Allerdings sind sich auch Dreiviertel der Studienteilnehmer einig, dass die enormen Einstiegskosten die größte Hürde für den Start in die Digitalisierung darstellen. Auch der Weltmarkt hat sich mittlerweile beruhigt und schaut einem moderaten Wachstum entgegen. Die Beratungsgesellschaft Roland Berger sieht bis 2020 einen Marktwert von 4,5 Milliarden Euro – bei durchschnittlichen Wachstumsraten von etwa 12 Prozent. Vor allem die Tatsache, dass heute noch viele Betriebe ohne Datenmanagementsysteme arbeiten, birgt ein unheimliches Potenzial in diesem Gebiet.

Zwar zeigt sich die baden-württembergische Ministerin für den Ländlichen Raum und Verbraucherschutz, Friedlinde Gurr-Hirsch, etwas verhaltener, denn es werden „(…) durch die Digitalisierung auch weitere Flurneuordnungen notwendig, woraus sich neue Herausforderungen für die Vermessungs- und Flurneuordnungsämter ergeben.“, aber auch sie sieht gerade in Hinsicht auf Forschung und Anbieterseite enorme Wachstumsmöglichkeiten.

 

Vorteile von Landwirtschaft 4.0 für die Verbraucher

Richtet man den Blick auf den Endverbraucher, muss noch etwas mehr Transparenz ins Spiel gebracht werden. Vorbildlich wäre eine Art Datenkette für die Lieferkette, denn in deren einzelnen Stufen kommen diverse Kontrollsysteme zum Einsatz, die einen einheitlichen und übersichtlichen Datenaustausch nur schwer ermöglichen.

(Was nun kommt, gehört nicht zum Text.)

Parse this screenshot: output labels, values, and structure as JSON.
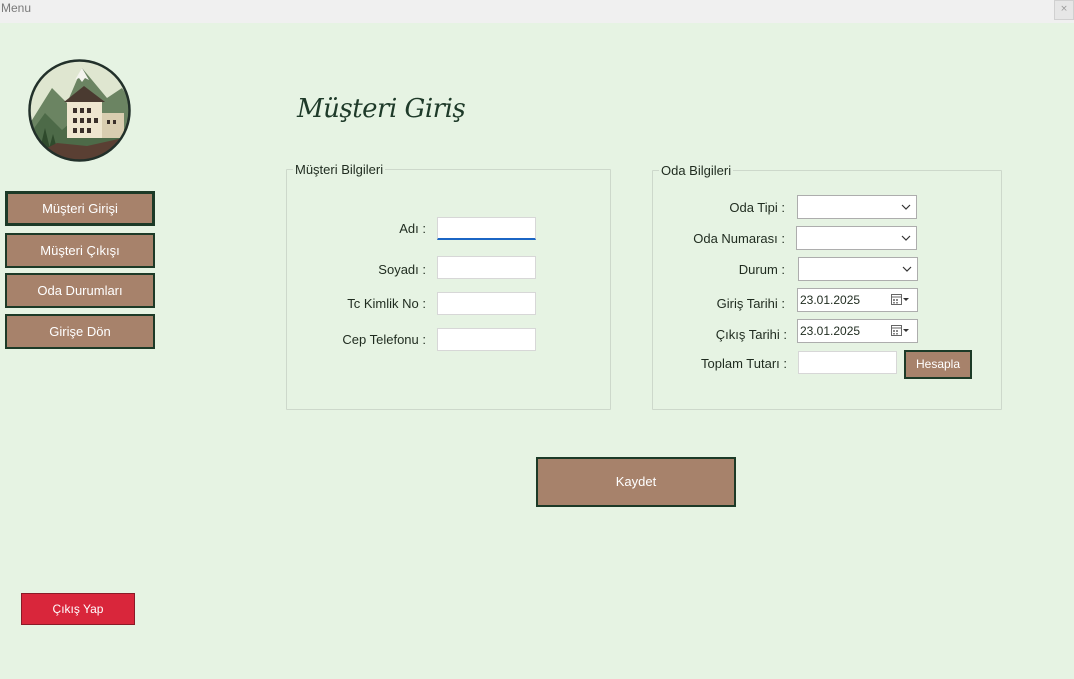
{
  "window": {
    "title": "Menu",
    "close_label": "×"
  },
  "logo": {
    "icon": "mountain-hotel-logo"
  },
  "sidebar": {
    "items": [
      {
        "label": "Müşteri Girişi",
        "active": true
      },
      {
        "label": "Müşteri Çıkışı",
        "active": false
      },
      {
        "label": "Oda Durumları",
        "active": false
      },
      {
        "label": "Girişe Dön",
        "active": false
      }
    ],
    "exit_label": "Çıkış Yap"
  },
  "page": {
    "title": "Müşteri Giriş"
  },
  "customer_group": {
    "legend": "Müşteri Bilgileri",
    "fields": {
      "name": {
        "label": "Adı :",
        "value": ""
      },
      "surname": {
        "label": "Soyadı :",
        "value": ""
      },
      "tc": {
        "label": "Tc Kimlik No :",
        "value": ""
      },
      "phone": {
        "label": "Cep Telefonu :",
        "value": ""
      }
    }
  },
  "room_group": {
    "legend": "Oda Bilgileri",
    "fields": {
      "room_type": {
        "label": "Oda Tipi :",
        "value": ""
      },
      "room_number": {
        "label": "Oda Numarası :",
        "value": ""
      },
      "status": {
        "label": "Durum :",
        "value": ""
      },
      "checkin_date": {
        "label": "Giriş Tarihi :",
        "value": "23.01.2025"
      },
      "checkout_date": {
        "label": "Çıkış Tarihi :",
        "value": "23.01.2025"
      },
      "total": {
        "label": "Toplam Tutarı :",
        "value": ""
      }
    },
    "calculate_label": "Hesapla"
  },
  "save_label": "Kaydet",
  "colors": {
    "background": "#e6f3e3",
    "button": "#a7826b",
    "button_border": "#1c3a27",
    "exit_button": "#d9263b",
    "focus_accent": "#1b65c4"
  }
}
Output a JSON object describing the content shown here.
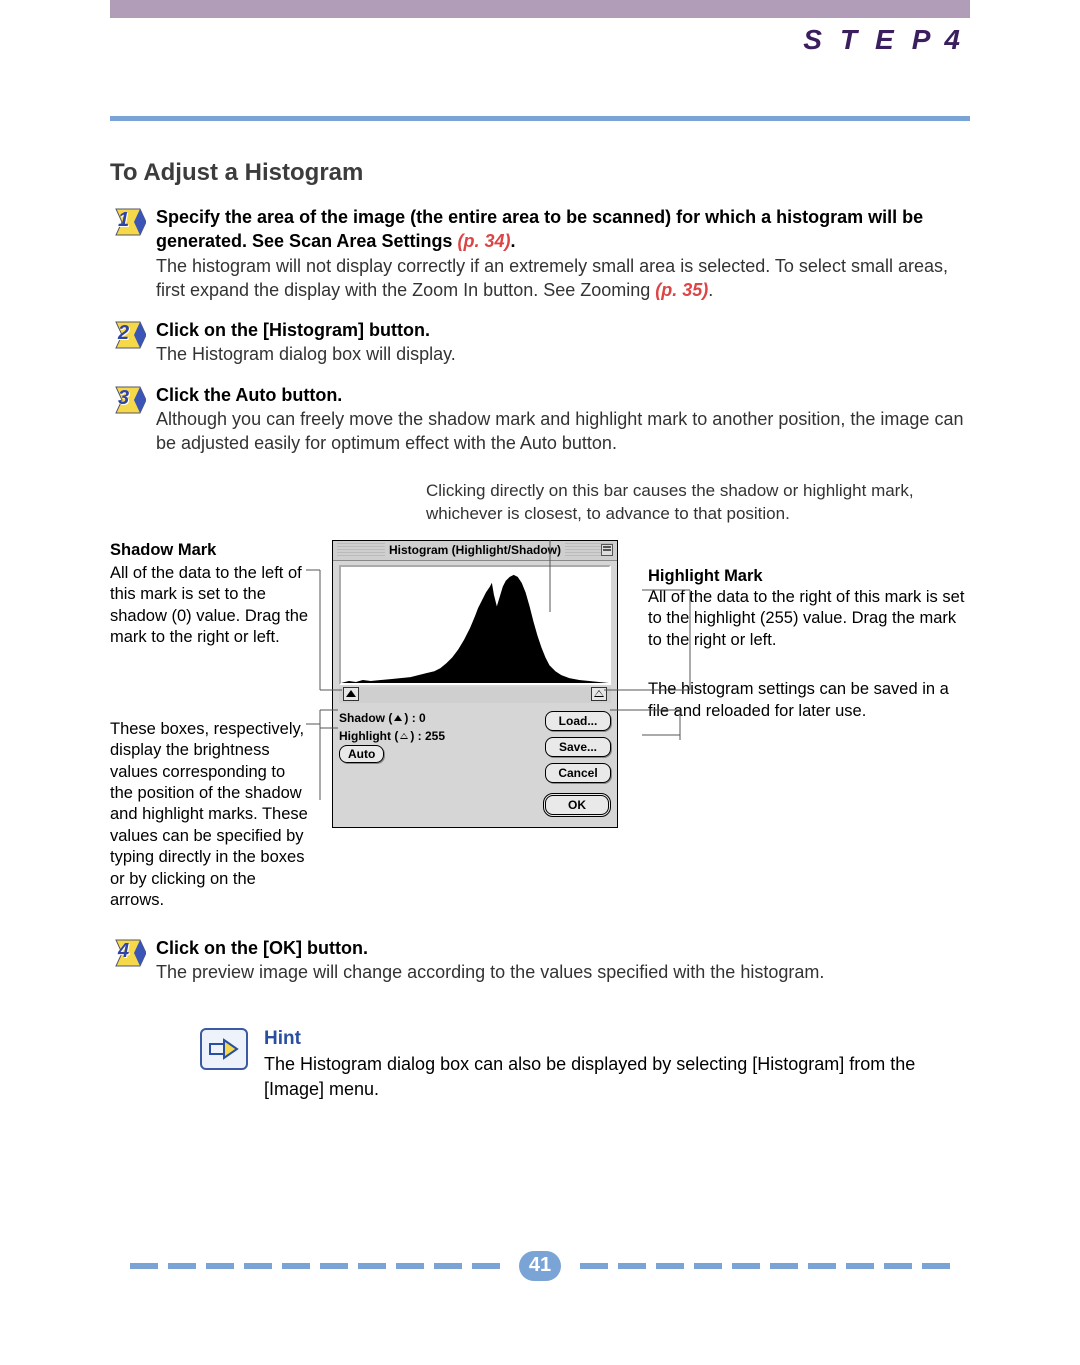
{
  "header": {
    "step_label": "STEP",
    "step_number": "4"
  },
  "title": "To Adjust a Histogram",
  "steps": [
    {
      "num": "1",
      "bold_a": "Specify the area of the image (the entire area to be scanned) for which a histogram will be generated. See Scan Area Settings ",
      "link_a": "(p. 34)",
      "bold_b": ".",
      "body_a": "The histogram will not display correctly if an extremely small area is selected. To select small areas, first expand the display with the Zoom In button. See Zooming ",
      "link_b": "(p. 35)",
      "body_b": "."
    },
    {
      "num": "2",
      "bold_a": "Click on the [Histogram] button.",
      "body_a": "The Histogram dialog box will display."
    },
    {
      "num": "3",
      "bold_a": "Click the Auto button.",
      "body_a": "Although you can freely move the shadow mark and highlight mark to another position, the image can be adjusted easily for optimum effect with the Auto button."
    },
    {
      "num": "4",
      "bold_a": "Click on the [OK] button.",
      "body_a": "The preview image will change according to the values specified with the histogram."
    }
  ],
  "top_caption": "Clicking directly on this bar causes the shadow or highlight mark, whichever is closest, to advance to that position.",
  "annotations": {
    "shadow_mark_title": "Shadow Mark",
    "shadow_mark_body": "All of the data to the left of this mark is set to the shadow (0) value. Drag the mark to the right or left.",
    "boxes_body": "These boxes, respectively, display the brightness values corresponding to the position of the shadow and highlight marks. These values can be specified by typing directly in the boxes or by clicking on the arrows.",
    "highlight_mark_title": "Highlight Mark",
    "highlight_mark_body": "All of the data to the right of this mark is set to the highlight (255) value. Drag the mark to the right or left.",
    "save_body": "The histogram settings can be saved in a file and reloaded for later use."
  },
  "dialog": {
    "title": "Histogram (Highlight/Shadow)",
    "shadow_label": "Shadow",
    "shadow_value": "0",
    "highlight_label": "Highlight",
    "highlight_value": "255",
    "buttons": {
      "load": "Load...",
      "save": "Save...",
      "cancel": "Cancel",
      "auto": "Auto",
      "ok": "OK"
    }
  },
  "hint": {
    "title": "Hint",
    "body": "The Histogram dialog box can also be displayed by selecting [Histogram] from the [Image] menu."
  },
  "page_number": "41"
}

Um es zu verdeutlichen: Bisher werden nur Informationen weitergegeben, die belegen, dass ein Betrieb unter Einhaltung der Vorgaben produziert – die Produktionsdaten an sich bleiben aber in Obhut des Betriebs, was ständige Kontrollen nach sich zieht. Ziel der Organisation Connecting Food ist es beispielsweise, mit Hilfe einer Block Chain dem Endverbraucher den vollen Überblick zu gewähren. Hat dieser die entsprechende Handy-App, kann er den Datenblock des Produktes, beispielsweise Schweinefleisch, vom Schlachter über die Fütterung, das Platzangebot und die Haltung bis hin zur Einstallung des Tieres zurückverfolgen.

Hier gilt es für den Landwirtschaftsbetrieb abzuwägen: Zwar gibt er mit den überlieferten Daten viele Informationen preis, die ihn zu einem „gläsernen Betrieb“ machen könnten. Dafür trägt er einen nicht geringen Teil dazu bei, das verloren gegangene Vertrauen vieler Verbraucher wiederherzustellen. Wer hätte noch vor ein paar Jahren gedacht, dass Karotten und Mastschweine einmal elementarer Bestandteil der Frage des Datenschutzes werden!?